Well, the other shoe sure dropped on that one.
As someone who was sitting around expecting it to happen, the only comfort I can take from it is that it seems the AMPTP wants us back at work by January. If they really thought they could wait this out until March, as they've threatened in back channel conversations, then they would have stalled even more, all the way through January, and walked out then. They want us to stew and rant for a while, fight amongst ourselves and then agree to a bad deal. My guess is they figure they need about six weeks to really get us softened up for that.
But no one can put it better than Nikki Finke did yesterday, so I won't try, I'll just quote:
But the truth is this: the Hollywood moguls have not delivered on their promises. And Chernin's statements make clear they never had any intention of doing so right now... I wouldn't be at all surprised if, as soon as Friday, the AMPTP walks out of the talks with a news release in hand that it's all the WGA's fault.Take a look at the entire post here.
And I now predict the CEOs will make a big public show of deciding to open talks with the Directors Guild right away and thus try to screw the striking writers.
What to take away from this -- other than the fact that Nikki Finke was really, really right?

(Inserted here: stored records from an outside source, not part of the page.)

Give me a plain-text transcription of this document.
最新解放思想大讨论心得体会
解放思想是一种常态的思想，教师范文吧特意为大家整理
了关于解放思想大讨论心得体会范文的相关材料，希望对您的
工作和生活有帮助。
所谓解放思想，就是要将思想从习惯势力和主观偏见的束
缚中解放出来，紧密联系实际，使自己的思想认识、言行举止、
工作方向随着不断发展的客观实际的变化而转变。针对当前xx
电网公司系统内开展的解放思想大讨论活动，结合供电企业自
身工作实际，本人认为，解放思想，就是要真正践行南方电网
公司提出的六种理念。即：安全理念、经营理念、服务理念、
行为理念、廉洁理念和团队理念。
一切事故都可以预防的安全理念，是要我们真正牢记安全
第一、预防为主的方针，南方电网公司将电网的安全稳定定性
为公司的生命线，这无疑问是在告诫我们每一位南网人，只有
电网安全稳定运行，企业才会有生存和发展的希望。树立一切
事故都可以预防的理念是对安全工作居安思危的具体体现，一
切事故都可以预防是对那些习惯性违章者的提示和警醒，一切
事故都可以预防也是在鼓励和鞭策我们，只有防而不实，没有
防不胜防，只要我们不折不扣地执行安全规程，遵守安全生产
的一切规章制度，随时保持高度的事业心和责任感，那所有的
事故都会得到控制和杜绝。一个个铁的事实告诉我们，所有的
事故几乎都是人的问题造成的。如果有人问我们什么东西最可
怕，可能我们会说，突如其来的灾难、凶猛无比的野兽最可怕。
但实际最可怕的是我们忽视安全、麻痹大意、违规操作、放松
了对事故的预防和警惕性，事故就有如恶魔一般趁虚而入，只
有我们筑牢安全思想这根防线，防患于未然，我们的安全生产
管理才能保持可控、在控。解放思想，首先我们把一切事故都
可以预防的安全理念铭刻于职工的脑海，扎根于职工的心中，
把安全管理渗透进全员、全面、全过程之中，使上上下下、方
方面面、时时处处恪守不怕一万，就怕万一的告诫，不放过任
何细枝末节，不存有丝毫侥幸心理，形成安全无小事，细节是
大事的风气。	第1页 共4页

Well, first of all, bear in mind that all this was orchestrated by the Masters of Disaster over at the AMPTP, so whatever frustration and anger and despair we're feeling is completely intentional. They were shameless enough to go for a sucker punch even though it was widely reported they were going to go for a sucker punch. They want us to blame Verrone, Young and Bowman, each other, anyone but the people who really did this -- the CEO's. They hope we fall for it..
As for what happens next -- I've said for a long time that this negotiation wasn't about anything rational on their side. The rational thing is a fair deal that neither side loves but both can accept. For them, this is about greed and the culture of corporate rapaciousness. It's about trying to strip writers (and other unions in this town) of protections it has taken decades to win and to keep.
This fight was coming no matter who our leaders were. A new technology came into play (the Internet) and intersected with a "robber baron" culture that considers stripping away health care, pensions and job security nothing but good business. The fight was never avoidable. The only question was how we would wage it, and whether we would win.
So now we know where the congloms stand, clearly and starkly: They want the Internet, and they don't want to pay us residuals that come from it or anything but fractions of a penny for downloads. Period.
I know where I stand. I've come too far to hand them my future just because they say they want it.